Militärische Arme bekommen europäische Beine

Daß die Europäische Union (EU) einen "militärischen Arm" bekommen soll, ist spätestens seit dem Vertrag von Amsterdam ausgemachte Sache.

LiRa-Massenzeitung, 30.04.1999, Nr. 3



1995 formulierte Helmut Schmidt in der „Zeit“, daß der Fortschritt in der EU „weiß Gott nicht in gemeinsamen Vorschriften über Salatgurken, Kondome und über alles und jedes“ liege, sondern „in der gemeinsamen Aktion nach außen!“

Unter rot-grüner EU-Ratspräsidentschaft soll das Projekt „Europäische Sicherheits- und Verteidigungsidentität“, so der umständliche Fachjargon, endlich Wirklichkeit werden: Die Westeuropäische Union (WEU), bisher eher im Schatten der großen NATO stehend, soll zum schlagkräftigen Arm der EU ausgebaut werden.

Mit den „Petersberger Beschlüssen“ von 1992 hatte die WEU eine Reihe neuer Aufgaben verpaßt bekommen, die weit über die gemeinsame Beistandsverpflichtung – bisher der Kern der WEU – hinausgingen. Nicht nur für humanitäre Einsätze und Rettungseinsätze ist die WEU vorgesehen, sondern auch für friedenserhaltende Aufgaben und Kampfeinsätze bei der Krisenbewältigung. Eine allround einsetzbare WEU – ihre Mitglieder sorgten dafür, daß der WEU keine Steine mehr im Wege liegen.

Hintergrund für die anhaltenden Bemühungen der EU-Staaten um Militärmacht ist zweierlei: Erstens soll die zunehmend stärker werdende „Festung Europa“ auch einen „militärischen Arm“ zur Durchsetzung ihrer Interessen bekommen. Zweitens soll die Stellung der europäischen Staaten in der NATO gestärkt werden – um eben die eigenen Interessen gegenüber dem übermächtigen Bundesgenossen USA besser vertreten zu können.

Daß die EU-Staaten in der Praxis (noch) nicht ohne die USA handlungsfähig sind, wurde wieder während des Kosovo-Krieges deutlich: Militärisch sind die EU-Staaten auf die Luftaufklärung der USA angewiesen – eine Tatsache, die politischen KommentatorInnen, die von der „Weltmacht Europa“ träumen, regelmäßig Kopfschmerzen bereitet.

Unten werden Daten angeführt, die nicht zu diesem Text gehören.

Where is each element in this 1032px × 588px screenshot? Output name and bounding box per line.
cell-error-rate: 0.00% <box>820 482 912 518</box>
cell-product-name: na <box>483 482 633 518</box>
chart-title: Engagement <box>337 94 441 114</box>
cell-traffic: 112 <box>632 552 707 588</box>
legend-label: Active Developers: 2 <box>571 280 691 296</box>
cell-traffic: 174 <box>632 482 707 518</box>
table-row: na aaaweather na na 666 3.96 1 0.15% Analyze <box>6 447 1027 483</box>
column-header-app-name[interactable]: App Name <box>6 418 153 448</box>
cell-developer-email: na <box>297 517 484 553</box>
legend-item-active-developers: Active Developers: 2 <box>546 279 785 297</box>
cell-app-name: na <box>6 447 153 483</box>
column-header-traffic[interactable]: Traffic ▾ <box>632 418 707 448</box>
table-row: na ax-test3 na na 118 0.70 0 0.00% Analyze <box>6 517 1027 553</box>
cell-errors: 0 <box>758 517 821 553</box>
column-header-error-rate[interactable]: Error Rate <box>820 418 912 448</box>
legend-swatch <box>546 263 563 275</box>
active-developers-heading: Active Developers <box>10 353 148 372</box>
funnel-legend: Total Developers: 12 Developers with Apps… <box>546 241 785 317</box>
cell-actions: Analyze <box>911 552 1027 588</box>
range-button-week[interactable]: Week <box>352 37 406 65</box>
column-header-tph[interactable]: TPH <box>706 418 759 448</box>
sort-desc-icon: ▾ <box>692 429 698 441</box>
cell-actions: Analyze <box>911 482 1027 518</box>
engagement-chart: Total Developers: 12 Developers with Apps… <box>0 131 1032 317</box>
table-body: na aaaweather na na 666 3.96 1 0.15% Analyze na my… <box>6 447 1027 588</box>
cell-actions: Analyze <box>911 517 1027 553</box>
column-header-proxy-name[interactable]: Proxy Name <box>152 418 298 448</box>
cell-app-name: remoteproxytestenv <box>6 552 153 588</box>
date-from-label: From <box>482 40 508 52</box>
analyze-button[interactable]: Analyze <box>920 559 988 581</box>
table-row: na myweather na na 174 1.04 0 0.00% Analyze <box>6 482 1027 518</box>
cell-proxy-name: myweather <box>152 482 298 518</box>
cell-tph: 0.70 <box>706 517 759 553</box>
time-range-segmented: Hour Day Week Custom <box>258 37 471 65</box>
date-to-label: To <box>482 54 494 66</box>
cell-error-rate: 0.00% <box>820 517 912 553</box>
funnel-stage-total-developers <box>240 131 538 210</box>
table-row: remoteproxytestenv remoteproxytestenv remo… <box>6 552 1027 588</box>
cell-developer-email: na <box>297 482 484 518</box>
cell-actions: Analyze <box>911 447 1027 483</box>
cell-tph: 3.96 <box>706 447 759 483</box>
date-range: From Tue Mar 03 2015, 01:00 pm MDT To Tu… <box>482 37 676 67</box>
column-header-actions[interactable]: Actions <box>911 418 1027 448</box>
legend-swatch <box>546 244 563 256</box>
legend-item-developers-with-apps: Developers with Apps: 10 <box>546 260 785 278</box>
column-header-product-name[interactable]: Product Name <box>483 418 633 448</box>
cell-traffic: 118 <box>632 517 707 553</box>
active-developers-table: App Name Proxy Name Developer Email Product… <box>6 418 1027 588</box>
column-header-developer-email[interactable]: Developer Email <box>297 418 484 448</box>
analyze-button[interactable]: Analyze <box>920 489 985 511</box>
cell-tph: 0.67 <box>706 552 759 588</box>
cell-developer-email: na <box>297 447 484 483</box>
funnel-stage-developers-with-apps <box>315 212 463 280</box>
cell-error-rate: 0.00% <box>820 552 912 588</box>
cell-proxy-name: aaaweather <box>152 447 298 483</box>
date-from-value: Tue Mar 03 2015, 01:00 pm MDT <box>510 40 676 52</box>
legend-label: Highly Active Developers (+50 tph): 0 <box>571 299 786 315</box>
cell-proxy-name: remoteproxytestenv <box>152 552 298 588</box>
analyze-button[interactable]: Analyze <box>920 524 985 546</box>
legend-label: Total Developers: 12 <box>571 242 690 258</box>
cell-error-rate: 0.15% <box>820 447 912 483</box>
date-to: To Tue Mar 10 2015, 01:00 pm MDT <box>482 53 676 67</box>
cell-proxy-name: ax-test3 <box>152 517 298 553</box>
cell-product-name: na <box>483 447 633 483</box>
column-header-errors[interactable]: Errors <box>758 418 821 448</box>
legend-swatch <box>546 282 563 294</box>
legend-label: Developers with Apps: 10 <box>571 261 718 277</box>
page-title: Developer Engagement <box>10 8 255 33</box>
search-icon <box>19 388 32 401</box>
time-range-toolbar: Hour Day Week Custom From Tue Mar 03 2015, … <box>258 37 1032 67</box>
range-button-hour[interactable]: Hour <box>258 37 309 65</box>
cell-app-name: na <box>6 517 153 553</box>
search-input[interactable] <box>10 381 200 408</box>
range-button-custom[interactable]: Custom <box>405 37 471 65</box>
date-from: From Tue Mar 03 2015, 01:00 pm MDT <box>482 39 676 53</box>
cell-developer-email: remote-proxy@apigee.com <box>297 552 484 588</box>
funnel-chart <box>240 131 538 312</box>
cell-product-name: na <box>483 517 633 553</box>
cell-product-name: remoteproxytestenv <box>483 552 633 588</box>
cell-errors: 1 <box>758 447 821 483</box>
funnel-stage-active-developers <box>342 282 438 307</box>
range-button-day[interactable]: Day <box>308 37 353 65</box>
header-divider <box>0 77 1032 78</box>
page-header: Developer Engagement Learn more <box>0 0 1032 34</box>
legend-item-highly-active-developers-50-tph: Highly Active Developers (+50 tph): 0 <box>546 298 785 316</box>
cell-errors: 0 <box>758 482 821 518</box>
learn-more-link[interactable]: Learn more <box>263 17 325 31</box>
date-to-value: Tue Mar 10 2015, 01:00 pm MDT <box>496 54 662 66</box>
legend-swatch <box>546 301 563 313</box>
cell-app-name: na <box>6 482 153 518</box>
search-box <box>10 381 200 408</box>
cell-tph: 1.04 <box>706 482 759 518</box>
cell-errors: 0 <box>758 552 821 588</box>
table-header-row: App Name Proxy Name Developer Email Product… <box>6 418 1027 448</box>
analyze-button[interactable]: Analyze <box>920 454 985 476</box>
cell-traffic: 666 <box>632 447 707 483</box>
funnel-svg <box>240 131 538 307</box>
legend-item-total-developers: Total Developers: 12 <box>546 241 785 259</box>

Die Abhängigkeit der EU von den Vereinigten Staaten zu mindern und die eigenen Interessen besser durchsetzen zu können, war schon das Ziel der Regierung Kohl. Auf ihre Initiative gingen die ersten Belebungsversuche der WEU in den achtziger Jahren zurück. Hieran knüpft die rot-grüne Bundesregierung an. Schlagworte wie „Kontinuität“ (Schröder) und „nicht grüne, sondern deutsche Interessen“ (Fischer) sind bitter ernst gemeint und inhaltlich im Koalitionsvertrag der beiden Regierungsparteien verankert. Dort heißt es, daß die WEU „auf der Basis des Amsterdamer Vertrages“ weiterentwickelt werden solle. Scharping formulierte das in der „Welt“ so: Die „politische Dimension der europäischen Handlungsfähigkeit“ solle einen „eindeutigen Rahmen“ erhalten – gemeint ist ein militärischer. Denn wo „primär europäische Interessen betroffen sind“, bräuchten die EU-Staaten den „Willen und die Fähigkeit, dort selbständig zu handeln“.

Und während Teile der Grünen noch von der Stärkung kollektiver Sicherheitssysteme gegenüber Militärbündnissen philosophierten – es war die Zeit vor dem Krieg gegen Jugoslawien – erklärte Fischer im Januar 1999 vor französischer Nationalversammlung und EU-Parlament, daß die EU die „Fähigkeit für ein eigenes militärisches Krisenmanagement“ entwickeln müsse. Unterstützung bekommt die Bundesrepublik dabei von den anderen mächtigen EU-Staaten. Anfang Dezember 1998 hatten Frankreich und Großbritannien auf ihrem Gipfel in St. Malo den Weg für entsprechende Initiativen freigemacht. Großbritannien hatte sich lange dagegen gesträubt. Doch inzwischen fordert auch Blair eigene „Krisenbewältigungskapazitäten“ für die EU.